The chart gives a clear picture of hourly burn across the night. The table shows sample profiles for comparison. The download buttons help save results for coaching notes or personal tracking. For medical nutrition plans, speak with a qualified professional. This is especially important if you manage diabetes, thyroid disease, eating disorders, pregnancy, or major weight changes.

Sleep Duration Context

Small changes in sleep length can change the estimate. One extra hour adds another hourly burn value. However, more sleep is not always better for every person. Consistent timing, enough duration, and good sleep quality usually matter more than chasing a calorie number alone over the long term.

FAQs

1. Do people burn calories while sleeping?

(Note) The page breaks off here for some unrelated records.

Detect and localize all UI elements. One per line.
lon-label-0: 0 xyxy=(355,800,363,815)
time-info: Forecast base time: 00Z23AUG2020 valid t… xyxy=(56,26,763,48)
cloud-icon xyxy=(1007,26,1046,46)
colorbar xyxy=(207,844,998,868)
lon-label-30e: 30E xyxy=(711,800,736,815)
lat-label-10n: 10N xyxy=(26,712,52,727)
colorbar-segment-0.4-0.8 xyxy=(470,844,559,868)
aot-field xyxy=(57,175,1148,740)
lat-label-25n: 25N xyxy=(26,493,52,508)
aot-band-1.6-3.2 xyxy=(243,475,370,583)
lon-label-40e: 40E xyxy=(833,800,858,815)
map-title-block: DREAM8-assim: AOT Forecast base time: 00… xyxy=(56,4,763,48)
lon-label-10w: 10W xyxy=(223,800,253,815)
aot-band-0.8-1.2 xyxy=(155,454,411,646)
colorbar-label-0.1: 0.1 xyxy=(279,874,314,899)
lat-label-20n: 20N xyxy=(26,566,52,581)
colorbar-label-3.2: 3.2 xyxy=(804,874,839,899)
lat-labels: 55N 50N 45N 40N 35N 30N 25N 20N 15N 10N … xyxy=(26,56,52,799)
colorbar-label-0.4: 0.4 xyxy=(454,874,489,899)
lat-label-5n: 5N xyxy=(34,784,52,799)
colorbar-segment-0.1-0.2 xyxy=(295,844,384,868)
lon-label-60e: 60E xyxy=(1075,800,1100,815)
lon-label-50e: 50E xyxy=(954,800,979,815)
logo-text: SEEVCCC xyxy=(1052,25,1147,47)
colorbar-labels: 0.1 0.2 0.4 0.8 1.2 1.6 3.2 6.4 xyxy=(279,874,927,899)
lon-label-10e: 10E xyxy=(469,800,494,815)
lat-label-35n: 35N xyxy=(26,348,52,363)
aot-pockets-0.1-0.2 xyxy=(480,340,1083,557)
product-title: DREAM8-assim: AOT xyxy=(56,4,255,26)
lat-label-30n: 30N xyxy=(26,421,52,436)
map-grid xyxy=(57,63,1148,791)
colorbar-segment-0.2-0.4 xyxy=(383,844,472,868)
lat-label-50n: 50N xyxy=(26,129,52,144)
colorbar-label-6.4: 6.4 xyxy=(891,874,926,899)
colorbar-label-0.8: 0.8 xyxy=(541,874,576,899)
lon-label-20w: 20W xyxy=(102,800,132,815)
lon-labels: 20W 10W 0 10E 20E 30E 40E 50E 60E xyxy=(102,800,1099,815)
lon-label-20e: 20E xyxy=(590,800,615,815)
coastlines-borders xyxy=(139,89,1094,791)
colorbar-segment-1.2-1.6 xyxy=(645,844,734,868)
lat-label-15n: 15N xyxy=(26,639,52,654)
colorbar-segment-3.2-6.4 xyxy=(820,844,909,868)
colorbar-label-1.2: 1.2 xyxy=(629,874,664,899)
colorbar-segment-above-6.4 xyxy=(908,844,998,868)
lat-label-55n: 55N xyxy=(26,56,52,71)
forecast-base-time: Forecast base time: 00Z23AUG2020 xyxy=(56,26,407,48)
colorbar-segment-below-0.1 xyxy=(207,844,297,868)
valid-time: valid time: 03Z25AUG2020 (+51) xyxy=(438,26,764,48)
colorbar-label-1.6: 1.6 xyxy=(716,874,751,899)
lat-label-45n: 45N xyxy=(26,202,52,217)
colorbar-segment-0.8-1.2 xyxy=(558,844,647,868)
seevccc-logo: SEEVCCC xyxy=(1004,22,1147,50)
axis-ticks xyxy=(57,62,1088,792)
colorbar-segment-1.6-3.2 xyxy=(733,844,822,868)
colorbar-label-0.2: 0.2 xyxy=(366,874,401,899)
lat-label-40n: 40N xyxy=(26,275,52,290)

Yes. The body keeps breathing, circulating blood, repairing cells, and regulating temperature during sleep. These processes require energy, so calories are burned even when you are not moving.

2. Is this calculator accurate?

It gives a useful estimate, not a lab result. True calorie burn depends on body composition, hormones, health status, medications, fever, pregnancy, and sleep patterns.

3. Which BMR formula should I choose?

Mifflin St Jeor is a strong general choice. Katch McArdle is helpful when body fat percentage is known. Harris Benedict is included for comparison.

4. What is a sleeping MET value?

A MET value estimates activity energy cost. Sleeping is usually near 0.95 MET. You can adjust it slightly if you have a reason to compare different assumptions.

5. Does more sleep burn more calories?

More time asleep usually increases total calories burned. However, sleep quality, recovery, and consistent habits matter more than using sleep only to raise calorie burn.

6. Can this help with weight loss planning?

It can support general tracking. Weight change depends on total daily calorie balance, activity, food intake, health, stress, and long-term habits.

7. Why does body weight affect the result?

A larger body usually needs more energy to maintain basic functions. That often raises BMR and sleeping calorie estimates, though body composition also matters.

8. Should I use this for medical decisions?

No. Use it for education and simple tracking only. For medical nutrition advice, consult a qualified clinician or registered nutrition professional.

Health note: This calculator is for general wellness education. It should not replace professional advice, diagnosis, or treatment.